The silver scream of the oliphant echoed the command, like a white flash in the mind. Their coursers were as well trained as the men, and scarcely needed rein or spur or even the riders’ shift of balance. The dozen armored men-at-arms spread out into a close-spaced line and their horses moved up the pace. Walk. . trot. . a long rocking canter. . and the pennants began to snap and flutter in the speed of their hoof-drumming rush.
They passed where the archers had halted in easy range of the enemy, a score on either side; the arrows were still going by overhead, focused now on the spot where the lanceheads would go home. Apparently the foemen knew something about receiving a cavalry charge, for they were trying to pack together and present a hedge of points to the horses; trying and failing, falling or throwing up shields to stop the rain of gray-feathered cloth-yard shafts.
Closer, a hundred yards, and then the trumpet shrieked again for the gallop-a close-held controlled hand-gallop, not the wild dash that would scatter them like hailstones on a roof. Her instructors had hammered home that the shock of a charge depended on all the lances striking at the same moment. Her father’s lance came down, and she couched her own; the rest followed in a ripple, the black-gold-silver of Heuradys’ pennant rattling and cracking a yard to the right and twelve inches behind her own.
The foot-long blades of the heads pointed down at breast-height on a standing man, wavering only a little as the hooves pounded and the horses’ heads pumped up and down. She raised her left fist to just below her chin, and that put the curved upper rim of her shield right below the level of her eyes.
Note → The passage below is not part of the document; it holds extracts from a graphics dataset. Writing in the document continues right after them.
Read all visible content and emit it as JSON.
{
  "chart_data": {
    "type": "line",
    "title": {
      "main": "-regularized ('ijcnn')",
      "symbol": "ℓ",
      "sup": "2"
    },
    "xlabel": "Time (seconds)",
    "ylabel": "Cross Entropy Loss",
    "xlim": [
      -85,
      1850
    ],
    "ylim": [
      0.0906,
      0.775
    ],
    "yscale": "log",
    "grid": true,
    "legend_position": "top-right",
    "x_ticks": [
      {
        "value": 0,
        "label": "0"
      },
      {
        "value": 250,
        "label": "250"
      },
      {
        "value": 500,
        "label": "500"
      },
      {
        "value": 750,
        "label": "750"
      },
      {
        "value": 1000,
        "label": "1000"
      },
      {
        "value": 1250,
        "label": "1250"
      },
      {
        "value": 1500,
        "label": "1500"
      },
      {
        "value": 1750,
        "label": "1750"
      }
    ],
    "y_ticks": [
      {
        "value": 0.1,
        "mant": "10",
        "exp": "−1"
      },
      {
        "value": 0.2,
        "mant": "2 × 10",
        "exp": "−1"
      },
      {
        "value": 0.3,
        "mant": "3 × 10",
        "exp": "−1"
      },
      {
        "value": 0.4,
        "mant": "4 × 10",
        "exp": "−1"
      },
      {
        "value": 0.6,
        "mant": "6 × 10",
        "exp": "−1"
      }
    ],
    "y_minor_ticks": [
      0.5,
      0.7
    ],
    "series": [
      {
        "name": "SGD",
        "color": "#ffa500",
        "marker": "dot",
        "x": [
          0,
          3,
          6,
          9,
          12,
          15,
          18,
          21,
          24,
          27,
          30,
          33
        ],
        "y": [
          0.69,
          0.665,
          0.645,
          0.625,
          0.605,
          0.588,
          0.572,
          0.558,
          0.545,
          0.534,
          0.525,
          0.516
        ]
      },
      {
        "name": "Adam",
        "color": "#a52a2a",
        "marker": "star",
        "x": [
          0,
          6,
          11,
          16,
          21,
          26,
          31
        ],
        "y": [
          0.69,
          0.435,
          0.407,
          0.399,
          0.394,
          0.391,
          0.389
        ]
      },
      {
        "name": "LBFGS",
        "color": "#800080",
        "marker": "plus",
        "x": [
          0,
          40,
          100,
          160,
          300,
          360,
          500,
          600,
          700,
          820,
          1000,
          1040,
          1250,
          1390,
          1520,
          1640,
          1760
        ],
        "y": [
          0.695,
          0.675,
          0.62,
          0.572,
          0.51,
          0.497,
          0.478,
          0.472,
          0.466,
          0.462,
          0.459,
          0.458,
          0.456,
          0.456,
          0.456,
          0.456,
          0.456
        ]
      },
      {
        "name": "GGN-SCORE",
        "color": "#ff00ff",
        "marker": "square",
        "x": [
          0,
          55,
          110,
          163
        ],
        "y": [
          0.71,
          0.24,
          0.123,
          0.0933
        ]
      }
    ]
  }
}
It didn’t feel heavy now, just comfortingly solid. Arrows shot by the men facing them went by with a nasty whpppt sound, one glanced with a tick against the side of her helmet like a quick rap with a hammer, and then three smashed into the shield crack-crack-crack, punching through the thin sheet-steel facing and into the bullhide and plywood beneath.
Someone is trying to kill me! went through her mind.
She knew it was absurd even as she thought it, but that didn’t remove the sense of indignation, and it carried the faint memory of a scolding and swat on the bottom she’d gotten when she was six and pointed a half-drawn bow at someone.
The impact of the arrows hammered against her, but the grip of the high-cantled war saddle kept her firm and she braced her legs in the long stirrups. What was about to happen would be much worse. Hitting things at speed with a lance she knew about.
Pick your man, a harsh remembered voice spoke at the back of her mind. Pick him the moment you couch the lance and your horse goes up to the gallop.
It had been an old knight from County Molalla, with a wrinkled brown face like a scar-map of campaigns and lumpy with ancient badly healed bone-breaks. He lectured the young squires in his charge with the combination of vehemence and boredom used for vital truths told a thousand times, and he’d spared none of them an iota for birth or rank or sex:
You can’t change your mind once you’re committed and you get only one chance with a lance. Don’t waste it.
A mailed figure ahead of her with a spike atop a conical helmet that spread in a lobster-tail fan over his neck was waving his square-tipped blade and screaming a war cry that sounded something like jew-che as he tried to rally his men. She let the point dip towards him; a touch of the rein to neck and the alignment of the lance itself brought the last ounce of effort from Dancer. The man snarled with his eyes wide and swept the sword back, suddenly close enough to see a mole beside his mouth-
Thud!
Impact, massive and somehow soft and heavy at the same time, wrenching savagely at her arm and shoulder and slamming her lower torso against the curved cantle of the saddle. Near two thousand pounds of horse and armored rider moving fast, all packed behind the hard steel point. You could knock yourself head over heels off the horse if you did it wrong, but she came back upright as the lance broke across and she made her hand unclench and toss away the stub. The man in the pointed helm was down, with the lancehead driven right through his body and three feet of the shaft standing out of his chest.